Wednesday, May 18, 2011

A Great Return

I just returned from nearly two weeks in Mexico. I was fortunate to be able to spend such a long and vital time with my family. Usually when I return I'm afraid of what has happened while I was traveling. So, as per usual pattern I had a few anxiety nightmares a couple nights before my return home. The day before I awakened with a rapid heart beat. "What was Monday going to be like?"

I never know if on my return I will be crushed with disaster. The hard part about being a physician is the worrying. Before I leave I want everything tidy. All my patients in good shape. If anyone is sick or not recovering well from surgery I put in extra hours to get them straightened out. Luckily, I work with two excellent doctors that I have enormous trust for. Still, I don't want them to be upset that I left them a bunch of unfinished work. So, before this trip I had everyone in good shape. But, life is unpredictable and the healing arts are just that, art work. So, like I said earlier I get nervous before my return.
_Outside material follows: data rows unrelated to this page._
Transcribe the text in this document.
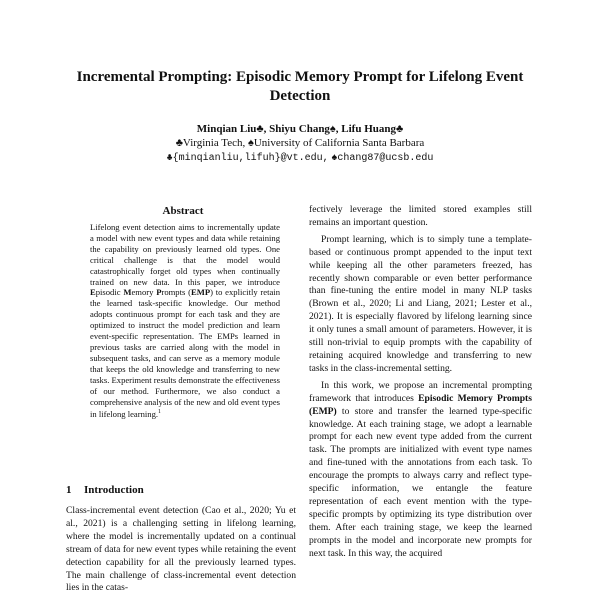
Incremental Prompting: Episodic Memory Prompt for Lifelong Event Detection
Minqian Liu♣, Shiyu Chang♠, Lifu Huang♣
♣Virginia Tech, ♠University of California Santa Barbara
♣{minqianliu,lifuh}@vt.edu, ♠chang87@ucsb.edu
Abstract

Lifelong event detection aims to incrementally update a model with new event types and data while retaining the capability on previously learned old types. One critical challenge is that the model would catastrophically forget old types when continually trained on new data. In this paper, we introduce Episodic Memory Prompts (EMP) to explicitly retain the learned task-specific knowledge. Our method adopts continuous prompt for each task and they are optimized to instruct the model prediction and learn event-specific representation. The EMPs learned in previous tasks are carried along with the model in subsequent tasks, and can serve as a memory module that keeps the old knowledge and transferring to new tasks. Experiment results demonstrate the effectiveness of our method. Furthermore, we also conduct a comprehensive analysis of the new and old event types in lifelong learning.$^1$

1 Introduction

Class-incremental event detection (Cao et al., 2020; Yu et al., 2021) is a challenging setting in lifelong learning, where the model is incrementally updated on a continual stream of data for new event types while retaining the event detection capability for all the previously learned types. The main challenge of class-incremental event detection lies in the catas-

fectively leverage the limited stored examples still remains an important question.

Prompt learning, which is to simply tune a template-based or continuous prompt appended to the input text while keeping all the other parameters freezed, has recently shown comparable or even better performance than fine-tuning the entire model in many NLP tasks (Brown et al., 2020; Li and Liang, 2021; Lester et al., 2021). It is especially flavored by lifelong learning since it only tunes a small amount of parameters. However, it is still non-trivial to equip prompts with the capability of retaining acquired knowledge and transferring to new tasks in the class-incremental setting.

In this work, we propose an incremental prompting framework that introduces Episodic Memory Prompts (EMP) to store and transfer the learned type-specific knowledge. At each training stage, we adopt a learnable prompt for each new event type added from the current task. The prompts are initialized with event type names and fine-tuned with the annotations from each task. To encourage the prompts to always carry and reflect type-specific information, we entangle the feature representation of each event mention with the type-specific prompts by optimizing its type distribution over them. After each training stage, we keep the learned prompts in the model and incorporate new prompts for next task. In this way, the acquired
But this time was great. I walked in to my office and popped open my laptop to review all of my messages and patient files. Whew! No disasters. I made a few calls, updated people on their test results and renewed a bunch of prescriptions. Lucky for me Monday was a short day of paper work only. I wondered, "What will Tuesday be like?" Tuesday arrived and I started to see my patients. It seemed like everything was working. Everyone seemed to be in great shape. Postsurgical patients were healing, infections were going away, headaches and dizziness were better. A fluke? Nope! Wednesday has been the same. Everyone is doing great. New challenges arrived today but nothing I couldn't tackle. But best of all is that some of my most challenging patients are feeling better, happy and enjoying their regained health.

A great return! These vacations do more than just give me rest. I return with a new set of eyes and a fresh and energetic attitude. And the payback is great. It's hard to explain how much pleasure there is in seeing people responding to my treatment. Sometimes this is the greatest job and today is one of those days!